Can meditation help us create community and shared experiences as a path towards climate activism? And if so, can Indigenous sciences inspire us to design shared experiences while visiting places of power?

There is an eminent disconnection with the environment, the people around us and with ourselves. There is a general spirit of entitled colonisation, mixed with a lack of empathy for other humans and non-human organisms like animals, insects, trees, moss and fungi.

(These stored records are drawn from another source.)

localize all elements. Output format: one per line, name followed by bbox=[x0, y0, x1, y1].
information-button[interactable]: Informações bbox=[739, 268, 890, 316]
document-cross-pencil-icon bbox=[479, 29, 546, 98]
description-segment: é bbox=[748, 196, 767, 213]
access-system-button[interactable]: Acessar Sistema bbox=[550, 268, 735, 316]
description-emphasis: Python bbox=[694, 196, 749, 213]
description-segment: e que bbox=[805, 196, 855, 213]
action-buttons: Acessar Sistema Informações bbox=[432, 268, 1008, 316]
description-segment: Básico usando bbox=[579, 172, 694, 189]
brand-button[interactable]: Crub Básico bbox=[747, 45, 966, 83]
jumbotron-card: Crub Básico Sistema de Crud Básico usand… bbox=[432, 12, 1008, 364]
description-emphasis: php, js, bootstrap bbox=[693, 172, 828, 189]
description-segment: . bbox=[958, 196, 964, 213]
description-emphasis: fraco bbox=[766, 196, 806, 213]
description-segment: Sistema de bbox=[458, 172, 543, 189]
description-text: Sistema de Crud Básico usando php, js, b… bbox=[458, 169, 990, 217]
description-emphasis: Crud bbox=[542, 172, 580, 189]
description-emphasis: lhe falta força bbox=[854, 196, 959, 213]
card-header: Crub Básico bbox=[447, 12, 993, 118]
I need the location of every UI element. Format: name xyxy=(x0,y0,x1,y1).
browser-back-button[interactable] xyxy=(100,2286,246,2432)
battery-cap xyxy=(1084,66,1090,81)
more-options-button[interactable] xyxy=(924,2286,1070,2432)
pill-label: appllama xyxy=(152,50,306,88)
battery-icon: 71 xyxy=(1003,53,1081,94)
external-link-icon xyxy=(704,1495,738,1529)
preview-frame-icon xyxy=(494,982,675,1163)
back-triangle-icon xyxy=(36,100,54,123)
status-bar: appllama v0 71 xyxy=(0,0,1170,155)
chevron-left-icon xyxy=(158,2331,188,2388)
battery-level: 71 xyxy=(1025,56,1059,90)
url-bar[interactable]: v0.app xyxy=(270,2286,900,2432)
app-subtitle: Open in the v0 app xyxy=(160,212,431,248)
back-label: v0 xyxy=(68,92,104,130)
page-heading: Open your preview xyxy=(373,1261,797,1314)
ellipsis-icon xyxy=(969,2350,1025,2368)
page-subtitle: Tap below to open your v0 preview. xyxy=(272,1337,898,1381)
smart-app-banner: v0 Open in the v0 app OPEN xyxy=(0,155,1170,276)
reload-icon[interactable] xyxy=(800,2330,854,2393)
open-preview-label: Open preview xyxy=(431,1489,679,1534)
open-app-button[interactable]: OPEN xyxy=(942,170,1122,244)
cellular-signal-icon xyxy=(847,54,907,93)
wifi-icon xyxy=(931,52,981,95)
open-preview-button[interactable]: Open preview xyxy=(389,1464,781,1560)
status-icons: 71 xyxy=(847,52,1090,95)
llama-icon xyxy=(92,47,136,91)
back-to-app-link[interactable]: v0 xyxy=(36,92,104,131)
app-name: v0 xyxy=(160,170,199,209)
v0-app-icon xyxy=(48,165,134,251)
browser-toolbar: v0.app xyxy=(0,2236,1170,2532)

I grew up in Mexico, close to the monarch butterfly sanctuaries and played on ashes on the outskirts of the youngest volcano in the world: El Paricutin (‘place at the other side’ in Purepecha). It was through my experiences in these places of power that I fell in love with nature and butterflies. Volcanoes and sanctuaries are considered places of power for having strong magnetic fields, this is how monarch butterflies find them during their epic migrations in North America. Due to loss of habitat, the monarch butterfly colonies have relocated to nearby volcanoes situated on the Trans-Mexican Volcanic Belt. In 2012, an unidentified object was documented entering one of these volcanoes, causing magnetic anomalies registered over central Mexico in synchronicity with volcanic activity around the world. I visited this place to practice meditation with a group of friends with whom I shared an experience of expansion of consciousness (a.k.a. the coherent state in neuroscience). According to Grinberg (1988), the coherent state can be achieved through meditation, which embodies the self-reflection necessary to shift our experience of reality and can help us achieve unity with the universe. 

In order to further research the coherent state and how places of power can enhance the process of reconnecting with ourselves and the environment, I created a Research Center for the Study of Consciousness and Indigenous Sciences, dedicated to the creation of collective experiences inspired by ancestral wisdom. Our objective is to study the effects of the different activities aimed at the concentration of attention, exploration and expansion of consciousness, on all aspects of human life, while integrating the ancestral and collective interest of understanding our bodies as sophisticated biotechnology in harmony with the Earth. To inform the outcome of this project, I visited and shared experiences in two places of power, both in Mexico: the volcano Iztaccihuatl (‘white woman’ in Nahuatl) where new monarch butterfly colonies have been reported hibernating in recent years and the third largest monolith in the world: Peña de Bernal.